While these interviews can vary in length, and even though their details might change depending on the individual donor applicant’s history and the questions he has, the above fieldnote nevertheless shows what such first encounters between men applying to be a sperm donor and staff interviewing them usually look like. I provided this rather lengthy fieldnote because these first encounters give an understanding of what men who become sperm donors face for the rest of their lives: a continuous process of biosocial subjectivation, that is, the careful and persistent invocation of their subjectivity in terms of biomedical registers and biopolitical valuations. As becomes clear in the meeting between Stine and Jonas, it is not so much Jonas’s possible interests in computer games, art history, or horseback riding or his potential melancholic or cheerful self-perception that are of interest, but rather biomedical registers such as his infection status, his disease history, and his genetic makeup. It is through registers such as these that Jonas becomes a recognizable subject at the sperm bank, someone who is identifiable within the organizational and biomedical logic of contemporary reproductive medicine.
These kinds of registers are certainly not the only ones at play when becoming a sperm donor. However, they definitely determine whether a man can become a sperm donor in the first place, and whether he is allowed to continue to donate semen for a longer period of time. As Stine points out to Jonas during the interview, he will be continuously evaluated as a sperm donor, among other things by means of blood and genetic tests, assessments of his semen quality, regular medical exams, and recurring checks of his medical history, with the measurable results of these tests providing the evidence base for the continuous evaluation of Jonas’s performance as a sperm donor. What is more, the importance of biomedical knowledge about Jonas and the need to carry out tests of his biomedical condition are connected to the invocation of his subjectivity in terms of biopolitical valuations. Providing access to his bodily fluids, his medical history, and his genetic makeup are regarded as necessary steps if the protection of life—the children conceived with the help of Jonas’s semen—is to be guaranteed, and it is Jonas’s willingness to participate in the protection of life—by signing consent and release forms—that is seen as an expression of his commitment to the value of reproduction. As a sperm donor Jonas is expected to take responsibility for his actions—sticking to the abstinence period, staying away from risky behavior, and living a healthy life—thereby signaling his commitment to the value of life itself (Rose 2001).

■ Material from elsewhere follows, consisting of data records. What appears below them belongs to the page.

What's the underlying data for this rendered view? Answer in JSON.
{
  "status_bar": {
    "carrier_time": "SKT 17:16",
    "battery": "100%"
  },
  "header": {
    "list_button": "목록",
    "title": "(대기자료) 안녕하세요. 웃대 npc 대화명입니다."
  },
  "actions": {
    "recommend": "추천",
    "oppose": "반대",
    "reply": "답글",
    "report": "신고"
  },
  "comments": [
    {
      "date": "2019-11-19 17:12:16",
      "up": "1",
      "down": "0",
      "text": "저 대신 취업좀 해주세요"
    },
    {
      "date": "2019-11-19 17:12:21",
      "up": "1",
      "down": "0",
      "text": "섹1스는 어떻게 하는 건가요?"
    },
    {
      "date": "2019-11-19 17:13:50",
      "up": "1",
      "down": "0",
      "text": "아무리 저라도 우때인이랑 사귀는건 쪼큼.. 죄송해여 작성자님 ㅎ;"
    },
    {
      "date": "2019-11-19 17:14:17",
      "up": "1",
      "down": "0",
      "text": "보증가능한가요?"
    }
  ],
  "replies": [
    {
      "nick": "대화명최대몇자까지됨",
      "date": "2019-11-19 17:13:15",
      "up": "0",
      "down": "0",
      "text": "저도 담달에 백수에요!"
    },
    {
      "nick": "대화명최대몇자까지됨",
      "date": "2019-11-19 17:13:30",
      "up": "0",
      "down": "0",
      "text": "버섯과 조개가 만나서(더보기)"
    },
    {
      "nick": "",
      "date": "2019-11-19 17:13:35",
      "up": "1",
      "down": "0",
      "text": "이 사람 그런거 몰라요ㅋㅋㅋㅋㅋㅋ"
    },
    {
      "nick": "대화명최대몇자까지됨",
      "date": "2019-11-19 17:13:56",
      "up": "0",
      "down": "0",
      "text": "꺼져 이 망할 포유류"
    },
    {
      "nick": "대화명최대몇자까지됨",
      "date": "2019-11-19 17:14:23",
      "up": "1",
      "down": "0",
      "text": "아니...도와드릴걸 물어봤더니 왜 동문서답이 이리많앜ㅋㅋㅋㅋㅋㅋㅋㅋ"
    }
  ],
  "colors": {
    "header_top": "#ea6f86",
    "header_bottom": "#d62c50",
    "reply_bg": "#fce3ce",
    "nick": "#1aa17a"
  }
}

Understanding this first encounter between men who want to become sperm donors and staff at Danish sperm banks as a rite of passage into sperm donor selfhood and thus as an important part of biosocial subjectivation, I am building on insights into processes of subjectivation and the formation of subjects in biomedical contexts within feminism (Franklin 1997; Martin 2001; Rapp 1999), medical anthropology (Heath, Rapp, and Taussig 2004; Petryna 2002; Rabinow 1996), medical sociology (Conrad 1992; Rosenfeld and Faircloth 2006; Zola 1972), and science and technology studies (Clarke et al. 2003; Hoeyer 2013; Rose 2007) as they have developed since the 1970s. While it will be impossible to cover the vast literature on what could be summarized as biosocial subjectivation or biosocial subjects, I nevertheless want to retrace how I understand biosocial subjectivation by laying out some of this literature in more detail. Following these attempts to map how I think of biosocial subjectivation, I want to bring this scholarship on biosociality into discussion with theories of gender and sexuality in order to explicate what I mean by the enticement of gender, what it has to do with biosocial subjectivation, and how it plays out in the lives of Danish sperm donors.

Biosocial Subjectivation

Within ethnographic scholarship the idea of biosociality developed at the end of the 1980s and the beginning of the 1990s, a time when molecular genetics and reproductive biomedicine had made their way into public consciousness as medical technologies with the possibility of altering the course of life itself (Flower and Heath 1993; Franklin and McNeil 1988; Rabinow 1994; Rapp 1988). This was a time when the use of reproductive biomedicine was still framed as a novel approach to building a family (Edwards et al. 1993; Strathern 1992) and when the ready availability of personal genetic testing (Klotz 2016; Palsson 2012; Richards 2010) had not yet become an ordinary part of people’s identities and social relations. When biosociality made its debut as a conceptual term in the writing of Paul Rabinow (Rabinow 1996), scholarly discussions concerned the potential of medico-technological developments to do away with onto-epistemological truth claims such as nature being the unaltered opposite sphere of culture and human social relations representing a naturally gendered and sexualed order of the world (Haraway 1991; Latour 1993; Strathern 1995). While Paul Rabinow was thus surely not the first to invoke the idea of a possible new way of living due to developments in science and technology, he did offer a conceptual term—biosociality—that captured both the societal and cultural changes in light of these medico-technological advancements as well as their repercussions for how people would come to understand themselves and their social relations.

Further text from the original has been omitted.